Intentando potenciar que los españoles emprendan se abren nuevas vías fiscales, aunque dependiendo de la empresa es mejor una cosa que la otra. Hoy hablamos de emprender como autónomo o como sociedad

emprendedor

Cuando hablamos del mundo laboral, a casi todos nos viene cara de tristeza, porque la actual situación de España es bastante desoladora, y en realidad no parece que las cosas vayan a mejorar en el corto espacio de tiempo. Sin embargo, como suele decir el dicho, la esperanza es lo último que se pierde y precisamente en esa línea es que vamos a hablar hoy, porque nos metemos otra vez de lleno en el tema estrella del mundo del trabajo por el que se apuesta desde hace meses: los emprendedores.

Sin duda emprender requiere de muchas cosas, pero sobre todo de ganas. Pero a veces, solo las ganas no son suficientes como para poder iniciar un empleo propio de una gran idea, sino que hay que conocer a fondo las figuras fiscales para que los impuestos no acaben por llevarnos a la ruina antes de empezar y saber de primera mano aquello que es en realidad mejor según el caso concreto. Y de ello hablamos hoy con dos figuras claves; los autónomos y las sociedades.

Emprender: ¿Como autónomo o como sociedad?

En realidad las ventajas que tiene ser autónomo son muchas en cuanto a facilidades de constituirse como tal. El proceso es inmediato y lo que se exige en cuanto a documentación y obligaciones es menor que a la otra figura de sociedad. Sin embargo, el autónomo tiene que hacer frente a más impuestos, o al menos a más carga fiscal. Es más, no se recomienda por casi ningún experto crear una sociedad con una factura de negocio que no alcance los 40.000 anuales en ingresos.
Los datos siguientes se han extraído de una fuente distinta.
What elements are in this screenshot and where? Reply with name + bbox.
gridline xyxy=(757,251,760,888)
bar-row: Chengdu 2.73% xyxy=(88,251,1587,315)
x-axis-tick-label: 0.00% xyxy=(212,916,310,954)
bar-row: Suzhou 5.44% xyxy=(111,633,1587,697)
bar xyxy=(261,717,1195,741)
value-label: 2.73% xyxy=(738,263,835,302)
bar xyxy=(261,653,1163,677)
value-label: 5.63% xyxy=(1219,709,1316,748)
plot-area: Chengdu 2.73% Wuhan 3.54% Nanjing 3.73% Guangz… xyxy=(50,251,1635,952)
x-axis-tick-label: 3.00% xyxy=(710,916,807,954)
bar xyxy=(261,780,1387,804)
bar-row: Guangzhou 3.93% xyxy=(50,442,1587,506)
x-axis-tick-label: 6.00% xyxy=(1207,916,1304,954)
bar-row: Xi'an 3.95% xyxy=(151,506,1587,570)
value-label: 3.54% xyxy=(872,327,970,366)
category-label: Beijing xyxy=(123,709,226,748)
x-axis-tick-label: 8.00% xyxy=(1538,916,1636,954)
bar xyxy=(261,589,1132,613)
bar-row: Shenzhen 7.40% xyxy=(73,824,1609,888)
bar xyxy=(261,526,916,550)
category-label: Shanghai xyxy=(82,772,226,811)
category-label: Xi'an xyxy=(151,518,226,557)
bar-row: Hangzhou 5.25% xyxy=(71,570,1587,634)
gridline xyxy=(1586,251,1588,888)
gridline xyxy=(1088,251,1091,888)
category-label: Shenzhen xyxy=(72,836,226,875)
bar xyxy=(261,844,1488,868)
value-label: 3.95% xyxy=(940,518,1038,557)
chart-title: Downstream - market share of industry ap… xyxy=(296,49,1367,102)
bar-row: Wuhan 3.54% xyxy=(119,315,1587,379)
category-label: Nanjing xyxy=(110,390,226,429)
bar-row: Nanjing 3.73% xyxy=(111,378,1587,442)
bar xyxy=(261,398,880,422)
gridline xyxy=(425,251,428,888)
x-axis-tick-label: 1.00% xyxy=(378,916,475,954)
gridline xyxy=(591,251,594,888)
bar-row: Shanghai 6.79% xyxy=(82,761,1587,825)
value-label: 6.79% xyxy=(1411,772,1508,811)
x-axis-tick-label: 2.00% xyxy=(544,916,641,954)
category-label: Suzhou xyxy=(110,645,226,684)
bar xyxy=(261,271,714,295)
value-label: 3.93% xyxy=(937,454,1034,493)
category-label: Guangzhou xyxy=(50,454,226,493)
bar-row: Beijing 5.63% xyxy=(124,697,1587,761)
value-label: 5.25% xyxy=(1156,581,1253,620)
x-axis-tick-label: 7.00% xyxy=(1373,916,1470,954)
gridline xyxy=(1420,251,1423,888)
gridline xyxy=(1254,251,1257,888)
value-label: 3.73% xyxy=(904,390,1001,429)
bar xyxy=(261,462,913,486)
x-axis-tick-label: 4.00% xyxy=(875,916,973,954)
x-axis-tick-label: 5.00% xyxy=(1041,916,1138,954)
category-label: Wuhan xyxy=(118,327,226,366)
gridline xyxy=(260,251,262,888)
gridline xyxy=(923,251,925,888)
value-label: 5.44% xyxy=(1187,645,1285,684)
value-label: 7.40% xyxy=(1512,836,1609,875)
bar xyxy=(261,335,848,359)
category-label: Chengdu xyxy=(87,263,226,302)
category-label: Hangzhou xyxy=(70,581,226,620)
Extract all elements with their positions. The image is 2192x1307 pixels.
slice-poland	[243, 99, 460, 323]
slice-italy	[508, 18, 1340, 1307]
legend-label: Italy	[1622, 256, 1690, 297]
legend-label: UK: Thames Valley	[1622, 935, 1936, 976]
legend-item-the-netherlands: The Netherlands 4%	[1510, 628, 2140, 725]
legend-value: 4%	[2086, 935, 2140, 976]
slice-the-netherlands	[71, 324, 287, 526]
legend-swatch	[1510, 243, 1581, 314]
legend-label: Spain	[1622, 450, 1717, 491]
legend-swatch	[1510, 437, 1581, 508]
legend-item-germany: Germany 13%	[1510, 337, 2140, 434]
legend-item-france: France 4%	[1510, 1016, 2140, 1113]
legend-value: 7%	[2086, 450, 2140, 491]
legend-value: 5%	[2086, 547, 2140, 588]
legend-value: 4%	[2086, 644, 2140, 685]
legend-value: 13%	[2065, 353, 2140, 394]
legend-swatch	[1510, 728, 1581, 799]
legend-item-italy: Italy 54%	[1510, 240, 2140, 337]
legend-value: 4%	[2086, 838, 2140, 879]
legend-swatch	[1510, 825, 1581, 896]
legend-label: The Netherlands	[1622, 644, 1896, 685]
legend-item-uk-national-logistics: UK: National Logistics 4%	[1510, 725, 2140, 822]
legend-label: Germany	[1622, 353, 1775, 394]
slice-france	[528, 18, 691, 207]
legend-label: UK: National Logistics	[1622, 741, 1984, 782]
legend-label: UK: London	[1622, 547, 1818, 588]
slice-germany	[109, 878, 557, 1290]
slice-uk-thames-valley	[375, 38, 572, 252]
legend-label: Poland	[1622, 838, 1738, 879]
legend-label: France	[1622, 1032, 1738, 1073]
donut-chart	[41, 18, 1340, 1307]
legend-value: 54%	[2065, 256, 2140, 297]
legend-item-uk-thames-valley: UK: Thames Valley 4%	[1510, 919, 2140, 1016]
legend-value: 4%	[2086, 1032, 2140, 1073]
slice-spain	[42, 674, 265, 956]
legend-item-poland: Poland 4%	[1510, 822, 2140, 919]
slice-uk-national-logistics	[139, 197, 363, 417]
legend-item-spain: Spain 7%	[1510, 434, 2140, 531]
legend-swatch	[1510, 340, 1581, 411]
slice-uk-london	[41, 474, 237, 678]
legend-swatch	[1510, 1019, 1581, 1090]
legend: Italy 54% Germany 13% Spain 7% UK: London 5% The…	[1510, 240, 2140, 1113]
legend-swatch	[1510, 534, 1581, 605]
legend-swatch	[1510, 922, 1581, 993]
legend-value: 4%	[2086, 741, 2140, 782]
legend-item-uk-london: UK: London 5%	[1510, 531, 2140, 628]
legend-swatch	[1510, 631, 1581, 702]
Crear una sociedad, aún a pesar de que la ley actual ha intentado eliminar trabas requiere de tiempo, de papeleo y más que probablemente de asesoramiento. Una vez constituida hay ciertos trámites que mantener en cuanto a la documentación, pero si se supera la cifra de 40.000 euros anuales, ya se notan los beneficios fiscales. Ya que mientras un autónomo hace frente a un IRPF elevado, la sociedad se beneficia de un impuesto de sociedades que no cambia con los ingresos sino que se mantiene fijo y que con las deducciones para las compañías más pequeñas se queda entorno a un 20%, que frente al 27% en el caso de la cifra mencionada para un autónomo hace que se note la diferencia.